Tag Archives: bullshit

Weekend sendoff: Judy Mikovits and bad science

No sendoff today, instead some strange news to discuss. A few days back, Data_Jack was kind enough to alert me to a new post at ERV, which briefly mentioned that Judy Mikovits will be presenting about XMRV at the AUTISMONE conference.

A little background. Mikovits is the lead researcher on the XMRV study done by the Whittemore Peterson Institute (WPI). Austimone.org lionizes the now completely discredited Andrew Wakefield, as well as the eminently irrelevant Jenny McCarthy, in their efforts to continue frightening parents with bad science about a nonexistent link between vaccines and autism. Given that the CFS-XMRV link itself is still utterly tenuous, I was somewhat alarmed to see that Mikovits has moved on to autism.

And with good reason, as it turns out. I did a little searching about XMRV and autism, and found this article from another bastion of antivax lunacy, the Huffington Post. In it, Mikovits is quoted as follows (emphasis mine):

“On that note, if I might speculate a little bit,” she said, “This might even explain why vaccines would lead to autism in some children, because these viruses live and divide and grow in lymphocytes — the immune response cells, the B and the T cells. So when you give a vaccine, you send your B and T cells in your immune system into overdrive. That’s its job. Well, if you are harboring one virus, and you replicate it a whole bunch, you’ve now broken the balance between the immune response and the virus. So you have had the underlying virus, and then amplified it with that vaccine, and then set off the disease, such that your immune system could no longer control other infections, and created an immune deficiency.”

What. The. Fuck.

What is Mikovits up to, not only cozying up to one of the largest dangers to public health — the antivax movement — but spouting their party line that has no basis in scientific fact? What respectable scientist would perpetuate this myth, even with that gutless “I’m just speculating” caveat?

Here is the abstract for her presentation:

Chronic fatigue syndrome (CFS) and autism spectrum disorder (ASD) share common clinical features including immune dysregulation, increased oxidative stress, increased expression of proinflammatory cytokines and chemokines, mitochondrial dysfunction and chronic active microbial infections suggesting an underlying immune deficiency may be involved in subgroups of CFS and ASD. We recently demonstrated the first direct isolation of an infectious gammaretrovirus, XMRV, from the blood of CFS patients. We have developed quantitative assays to detect XMRV replication and infection in cell culture. Moreover, we found evidence of XMRV infection in >85% of more than 200 CFS patients tested to date. These data implicate a role for XMRV infection in the pathogenesis of CFS. Because of the clinical similarities of CFS and ASD, we hypothesized that XMRV infection may also be detected in subgroups of ASD. This presentation will update the status of XMRV research, show evidence of XMRV infection in ASD and discuss the implications of XMRV infection in the pathogenesis of neuroimmune disease including ASD.
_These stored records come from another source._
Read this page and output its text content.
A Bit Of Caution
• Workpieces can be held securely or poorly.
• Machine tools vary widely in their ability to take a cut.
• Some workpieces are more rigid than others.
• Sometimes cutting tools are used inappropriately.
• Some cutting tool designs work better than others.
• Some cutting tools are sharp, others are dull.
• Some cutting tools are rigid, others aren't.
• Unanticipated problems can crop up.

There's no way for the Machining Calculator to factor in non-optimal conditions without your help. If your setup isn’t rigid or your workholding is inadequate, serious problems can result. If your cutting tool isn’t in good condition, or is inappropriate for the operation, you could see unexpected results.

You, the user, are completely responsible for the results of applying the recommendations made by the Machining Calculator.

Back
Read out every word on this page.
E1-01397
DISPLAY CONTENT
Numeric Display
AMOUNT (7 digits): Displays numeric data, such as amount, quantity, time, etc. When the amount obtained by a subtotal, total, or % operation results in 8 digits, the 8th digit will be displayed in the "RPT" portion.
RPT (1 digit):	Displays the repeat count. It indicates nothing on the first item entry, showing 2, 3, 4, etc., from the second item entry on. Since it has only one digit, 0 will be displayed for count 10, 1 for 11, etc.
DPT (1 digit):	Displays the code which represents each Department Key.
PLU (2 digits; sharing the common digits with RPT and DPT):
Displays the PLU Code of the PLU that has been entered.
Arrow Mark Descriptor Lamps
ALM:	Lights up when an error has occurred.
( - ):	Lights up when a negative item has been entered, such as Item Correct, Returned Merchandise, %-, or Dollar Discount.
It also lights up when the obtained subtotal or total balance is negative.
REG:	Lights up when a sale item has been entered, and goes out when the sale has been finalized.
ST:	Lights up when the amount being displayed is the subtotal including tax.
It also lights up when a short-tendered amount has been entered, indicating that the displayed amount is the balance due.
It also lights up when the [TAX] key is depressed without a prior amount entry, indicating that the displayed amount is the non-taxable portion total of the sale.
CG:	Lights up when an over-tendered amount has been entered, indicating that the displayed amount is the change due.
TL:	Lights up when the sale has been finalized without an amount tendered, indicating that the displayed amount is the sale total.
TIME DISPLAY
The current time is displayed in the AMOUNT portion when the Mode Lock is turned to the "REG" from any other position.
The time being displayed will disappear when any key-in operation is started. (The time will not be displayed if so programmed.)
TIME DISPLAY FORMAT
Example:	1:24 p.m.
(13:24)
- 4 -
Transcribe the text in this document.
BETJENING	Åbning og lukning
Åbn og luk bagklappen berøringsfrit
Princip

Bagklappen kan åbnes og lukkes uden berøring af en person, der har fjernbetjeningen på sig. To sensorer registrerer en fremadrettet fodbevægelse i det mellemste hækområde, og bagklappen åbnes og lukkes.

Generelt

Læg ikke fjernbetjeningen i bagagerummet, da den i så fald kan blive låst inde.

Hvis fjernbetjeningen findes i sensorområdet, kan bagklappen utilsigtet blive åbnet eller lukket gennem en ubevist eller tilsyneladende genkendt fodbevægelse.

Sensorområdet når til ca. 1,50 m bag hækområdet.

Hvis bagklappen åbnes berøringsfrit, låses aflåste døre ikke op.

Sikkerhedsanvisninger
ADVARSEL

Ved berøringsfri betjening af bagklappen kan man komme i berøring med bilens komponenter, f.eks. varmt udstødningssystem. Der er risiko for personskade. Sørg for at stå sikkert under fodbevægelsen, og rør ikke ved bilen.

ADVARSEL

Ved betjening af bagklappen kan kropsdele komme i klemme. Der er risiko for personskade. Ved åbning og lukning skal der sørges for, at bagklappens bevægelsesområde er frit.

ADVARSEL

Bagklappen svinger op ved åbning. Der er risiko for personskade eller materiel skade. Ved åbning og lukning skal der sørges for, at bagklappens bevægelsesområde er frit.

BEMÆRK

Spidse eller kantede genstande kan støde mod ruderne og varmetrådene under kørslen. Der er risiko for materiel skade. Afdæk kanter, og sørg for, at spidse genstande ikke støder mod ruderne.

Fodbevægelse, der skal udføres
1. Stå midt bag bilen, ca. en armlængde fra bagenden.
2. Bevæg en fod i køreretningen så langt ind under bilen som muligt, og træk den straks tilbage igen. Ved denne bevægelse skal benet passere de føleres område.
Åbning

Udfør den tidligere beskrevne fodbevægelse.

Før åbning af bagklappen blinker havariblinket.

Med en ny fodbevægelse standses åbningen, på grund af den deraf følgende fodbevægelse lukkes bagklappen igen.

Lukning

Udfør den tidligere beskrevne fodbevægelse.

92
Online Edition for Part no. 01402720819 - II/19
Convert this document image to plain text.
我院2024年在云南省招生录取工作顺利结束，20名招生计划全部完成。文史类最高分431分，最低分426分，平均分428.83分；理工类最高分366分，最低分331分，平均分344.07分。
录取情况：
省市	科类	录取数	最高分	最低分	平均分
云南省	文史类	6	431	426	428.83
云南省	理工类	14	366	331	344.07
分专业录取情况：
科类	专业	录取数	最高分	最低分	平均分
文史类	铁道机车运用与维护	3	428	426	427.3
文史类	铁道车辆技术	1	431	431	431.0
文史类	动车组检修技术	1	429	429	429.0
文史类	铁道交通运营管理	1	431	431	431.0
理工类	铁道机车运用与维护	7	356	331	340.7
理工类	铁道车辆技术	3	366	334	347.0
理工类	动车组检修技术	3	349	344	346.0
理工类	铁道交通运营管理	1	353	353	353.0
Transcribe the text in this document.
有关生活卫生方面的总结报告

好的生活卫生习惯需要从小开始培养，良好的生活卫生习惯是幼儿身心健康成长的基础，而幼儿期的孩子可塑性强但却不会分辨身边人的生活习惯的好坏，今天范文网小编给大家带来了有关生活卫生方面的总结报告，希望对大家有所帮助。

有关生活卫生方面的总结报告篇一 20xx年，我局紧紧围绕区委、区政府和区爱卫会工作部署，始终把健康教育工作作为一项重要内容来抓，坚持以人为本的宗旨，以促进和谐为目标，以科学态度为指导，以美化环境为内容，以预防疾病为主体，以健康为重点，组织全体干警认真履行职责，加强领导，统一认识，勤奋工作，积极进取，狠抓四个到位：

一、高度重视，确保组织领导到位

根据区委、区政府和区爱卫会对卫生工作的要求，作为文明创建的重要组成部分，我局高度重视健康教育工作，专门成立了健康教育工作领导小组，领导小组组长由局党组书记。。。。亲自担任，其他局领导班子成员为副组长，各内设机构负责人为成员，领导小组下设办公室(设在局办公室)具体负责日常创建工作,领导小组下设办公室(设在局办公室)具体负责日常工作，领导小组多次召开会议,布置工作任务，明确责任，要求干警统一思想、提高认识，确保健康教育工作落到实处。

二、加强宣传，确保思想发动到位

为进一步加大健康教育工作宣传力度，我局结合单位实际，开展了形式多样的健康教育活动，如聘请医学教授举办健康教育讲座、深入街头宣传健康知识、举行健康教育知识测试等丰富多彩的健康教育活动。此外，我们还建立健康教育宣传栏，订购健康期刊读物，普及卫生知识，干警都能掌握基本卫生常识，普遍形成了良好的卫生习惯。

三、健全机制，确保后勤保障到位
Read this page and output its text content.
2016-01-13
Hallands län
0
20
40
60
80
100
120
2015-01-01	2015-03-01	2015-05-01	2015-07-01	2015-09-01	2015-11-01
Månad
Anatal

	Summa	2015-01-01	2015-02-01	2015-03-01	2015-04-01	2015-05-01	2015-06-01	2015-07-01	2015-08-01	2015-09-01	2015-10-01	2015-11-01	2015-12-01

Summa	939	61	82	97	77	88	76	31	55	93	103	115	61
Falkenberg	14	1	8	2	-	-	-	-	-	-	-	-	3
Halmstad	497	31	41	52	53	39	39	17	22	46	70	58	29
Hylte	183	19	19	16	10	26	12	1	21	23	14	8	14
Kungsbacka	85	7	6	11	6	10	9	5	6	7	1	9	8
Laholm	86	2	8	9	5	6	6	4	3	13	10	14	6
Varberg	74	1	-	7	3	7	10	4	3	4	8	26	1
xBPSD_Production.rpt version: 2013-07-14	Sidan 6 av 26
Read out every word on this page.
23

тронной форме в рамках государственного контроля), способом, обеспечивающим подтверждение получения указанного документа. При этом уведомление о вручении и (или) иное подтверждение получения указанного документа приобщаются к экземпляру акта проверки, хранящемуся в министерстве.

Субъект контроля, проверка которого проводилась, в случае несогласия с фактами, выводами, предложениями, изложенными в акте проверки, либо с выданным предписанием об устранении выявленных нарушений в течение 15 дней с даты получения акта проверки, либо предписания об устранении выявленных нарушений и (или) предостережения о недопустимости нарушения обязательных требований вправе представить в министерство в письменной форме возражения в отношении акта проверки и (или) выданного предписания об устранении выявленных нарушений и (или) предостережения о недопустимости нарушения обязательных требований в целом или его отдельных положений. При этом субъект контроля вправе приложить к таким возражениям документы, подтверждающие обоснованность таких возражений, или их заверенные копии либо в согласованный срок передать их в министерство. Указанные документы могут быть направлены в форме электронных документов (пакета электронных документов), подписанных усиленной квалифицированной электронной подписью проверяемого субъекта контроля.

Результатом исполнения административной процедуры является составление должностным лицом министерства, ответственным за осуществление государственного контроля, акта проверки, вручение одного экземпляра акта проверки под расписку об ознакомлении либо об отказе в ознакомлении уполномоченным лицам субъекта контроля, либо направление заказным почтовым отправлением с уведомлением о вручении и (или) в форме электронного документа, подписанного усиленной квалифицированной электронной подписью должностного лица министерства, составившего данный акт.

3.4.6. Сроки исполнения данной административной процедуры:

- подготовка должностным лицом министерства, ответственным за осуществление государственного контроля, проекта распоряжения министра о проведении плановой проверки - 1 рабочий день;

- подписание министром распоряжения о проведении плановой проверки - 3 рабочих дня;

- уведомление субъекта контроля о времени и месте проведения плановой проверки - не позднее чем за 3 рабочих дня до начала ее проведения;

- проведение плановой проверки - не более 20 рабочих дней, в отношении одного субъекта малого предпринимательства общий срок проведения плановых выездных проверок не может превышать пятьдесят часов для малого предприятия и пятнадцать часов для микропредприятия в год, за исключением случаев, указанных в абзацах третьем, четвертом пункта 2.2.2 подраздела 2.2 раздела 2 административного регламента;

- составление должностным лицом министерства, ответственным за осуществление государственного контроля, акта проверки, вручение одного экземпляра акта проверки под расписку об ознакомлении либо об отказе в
Funny that the abstract promises to mention “evidence of XMRV infection in ASD” while leaving out any mention of the fact that XMRV is found in a percentage of healthy controls as well. (Aside from the WPI’s study, here’s a Japanese one that discovered the same thing.) Given this, I might expect that there’s evidence of XMRV infection in people with anemia, bipolar disorder, acne, a slight cough, myopia, etc. But because CFS patients and ASD patients share some symptoms, Mikovits is presenting at an antivax autism conference on the hypothesis — I see no study listed here that will be presented — that XMRV is involved.

CFS also shares symptoms with fibromyalgia, lupus, MS, and many other illnesses. Can we expect to see Mikovits presenting at conferences for all these diseases, sharing her speculation that XMRV is involved with all of them as well? Or has she simply identified another vulnerable, gullible population on which to push her extraordinarily premature agenda?

I wrote to the WPI this week about my concerns. As of this post, I have not received a reply. At the moment, therefore, I’m not seeing anything here to be positive about. If Mikovits is so eager to connect her research to a dangerous and fallacious area of “investigation,” my already iffy feelings about the WPI and the future of XMRV and CFS have plunged even further towards total pessimism.